Утверждают, что авторство выражения «парижская нота» принадлежит Поплавскому, не имевшему к ней, кстати сказать, почти никакого отношения, творчески слишком непоседливому и в даровитости своей слишком расточительному, чтобы какую-либо дисциплину принять. Пользуюсь этим словом в первый и, надеюсь, в последний раз, пользуюсь для удобства, в качестве «рабочей гипотезы», и попробую вкратце рассказать, что заложено было в замысле «ноты», что неизбежно должно было привести к её истаиванию и, может быть, всё-таки в некоторых уединенных сознаниях к памяти о ней, как о чём-то таком, ради чего стоило остаться ни с чем.

В основе, в источнике было, конечно, гипнотически-неотвязное представление об окончательном, абсолютном, незаменимом, неустранимом: нечто очень русское по природе, связанное с вечным нашим «все или ничего» и с отказом удовлетвориться чем-либо промежуточным. На Западе нам было не по себе, на Западе мы не были «дома» именно потому, что здесь это «или – или» ни сочувствия, ни отклика не встречало. В поэзии французы предлагали нам оценить какие-нибудь необыкновенно смелые, необыкновенно меткие, красочные образы, а мы недоумевали: к чему они нам? Образ можно отбросить, значит, его надо отбросить. Образ, по существу, не окончателен, не абсолютен. Если поэзию нельзя сделать из материала элементарного, из «да» и «нет», из «белого» и «черного», из «стола» и «стула», без каких-либо украшений, то Бог с ней, обойдемся без поэзии! Виньетки и картинки, пусть и поданные на новейший сюрреалистический лад, нам не нужны (как не нужна и футуристическая ругань Маяковского. Маяковский до конца жизни не почувствовал, что «к черту» или «наплевать» всего только изнанка манерности, по существу то же самое, что маркизы, пастушки, цветочки и птички) .

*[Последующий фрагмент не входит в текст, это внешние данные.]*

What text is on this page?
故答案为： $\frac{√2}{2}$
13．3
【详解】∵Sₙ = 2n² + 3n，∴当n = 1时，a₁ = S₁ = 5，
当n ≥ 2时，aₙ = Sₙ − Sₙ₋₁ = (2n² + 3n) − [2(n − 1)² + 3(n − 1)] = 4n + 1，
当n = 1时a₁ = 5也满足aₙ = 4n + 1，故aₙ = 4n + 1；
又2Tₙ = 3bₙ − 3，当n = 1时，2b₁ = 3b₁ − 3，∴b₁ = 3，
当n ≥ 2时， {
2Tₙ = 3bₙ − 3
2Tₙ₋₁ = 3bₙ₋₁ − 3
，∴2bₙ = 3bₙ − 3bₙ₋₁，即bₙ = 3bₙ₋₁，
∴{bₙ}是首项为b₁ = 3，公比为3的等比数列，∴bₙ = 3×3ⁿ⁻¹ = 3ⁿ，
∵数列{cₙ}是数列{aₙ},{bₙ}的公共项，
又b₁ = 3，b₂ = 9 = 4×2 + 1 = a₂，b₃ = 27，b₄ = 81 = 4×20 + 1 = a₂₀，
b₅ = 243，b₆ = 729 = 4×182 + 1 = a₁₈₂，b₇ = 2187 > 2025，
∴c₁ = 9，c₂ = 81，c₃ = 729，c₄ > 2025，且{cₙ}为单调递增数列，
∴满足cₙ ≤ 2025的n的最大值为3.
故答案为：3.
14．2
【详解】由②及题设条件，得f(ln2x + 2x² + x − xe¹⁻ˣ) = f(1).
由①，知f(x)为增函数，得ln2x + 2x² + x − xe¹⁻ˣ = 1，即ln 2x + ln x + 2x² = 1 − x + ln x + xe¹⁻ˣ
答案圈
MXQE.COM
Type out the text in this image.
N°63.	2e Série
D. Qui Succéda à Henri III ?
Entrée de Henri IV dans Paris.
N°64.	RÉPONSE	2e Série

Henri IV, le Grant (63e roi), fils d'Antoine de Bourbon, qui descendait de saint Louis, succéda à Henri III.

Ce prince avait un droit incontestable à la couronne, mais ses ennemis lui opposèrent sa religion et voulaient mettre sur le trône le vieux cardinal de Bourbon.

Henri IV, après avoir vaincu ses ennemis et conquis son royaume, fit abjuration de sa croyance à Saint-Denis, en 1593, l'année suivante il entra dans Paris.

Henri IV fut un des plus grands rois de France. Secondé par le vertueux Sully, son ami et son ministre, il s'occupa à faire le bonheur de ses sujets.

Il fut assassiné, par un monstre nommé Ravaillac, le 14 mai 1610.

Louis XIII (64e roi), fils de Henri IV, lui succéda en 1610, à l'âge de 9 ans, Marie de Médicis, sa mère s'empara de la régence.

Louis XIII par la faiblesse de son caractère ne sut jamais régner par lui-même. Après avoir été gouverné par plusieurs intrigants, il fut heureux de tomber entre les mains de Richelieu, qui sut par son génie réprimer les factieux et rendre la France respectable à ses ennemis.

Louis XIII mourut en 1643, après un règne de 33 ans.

Для наглядности я упрощаю, отчасти и заостряю. Но основное было именно в ощущении: то, что может поэзией не быть, не должно ею и казаться, недостойно ее имени. Поэзия – порыв, полет, говорили и говорят нам, поэзия – это крылатое вдохновение, забвение обыденщины, веселое преображение, радость, торжество, свобода! Допустим. Но если поэзия – порыв, полет и всё прочее в том аспекте, в каком это неизменно вызывает «переходящие в овацию» аплодисменты любителей всего изящного и прекрасного , то разрешите, товарищи или господа , вернуть билет на вход в поэтические сады, по примеру Ивана Карамазова . Не интересно. «Нота», может быть, скучна, но это ещё скучнее.

В поэзии должно, как в острие, сойтись все то важнейшее, что одушевляет человека. Поэзия в далеком сиянии своем должна стать чудотворным делом, как мечта должна стать правдой: если вдуматься, это то же самое. Но с каждой написанной строчкой приходилось горестно убеждаться, что это недостижимо, и оттого мы умолкали или же писали стихи, над которыми сами готовы были усмехнуться: писали по привычке, от нечего делать, как от нечего делать ходят в гости или обсуждают текущие новости.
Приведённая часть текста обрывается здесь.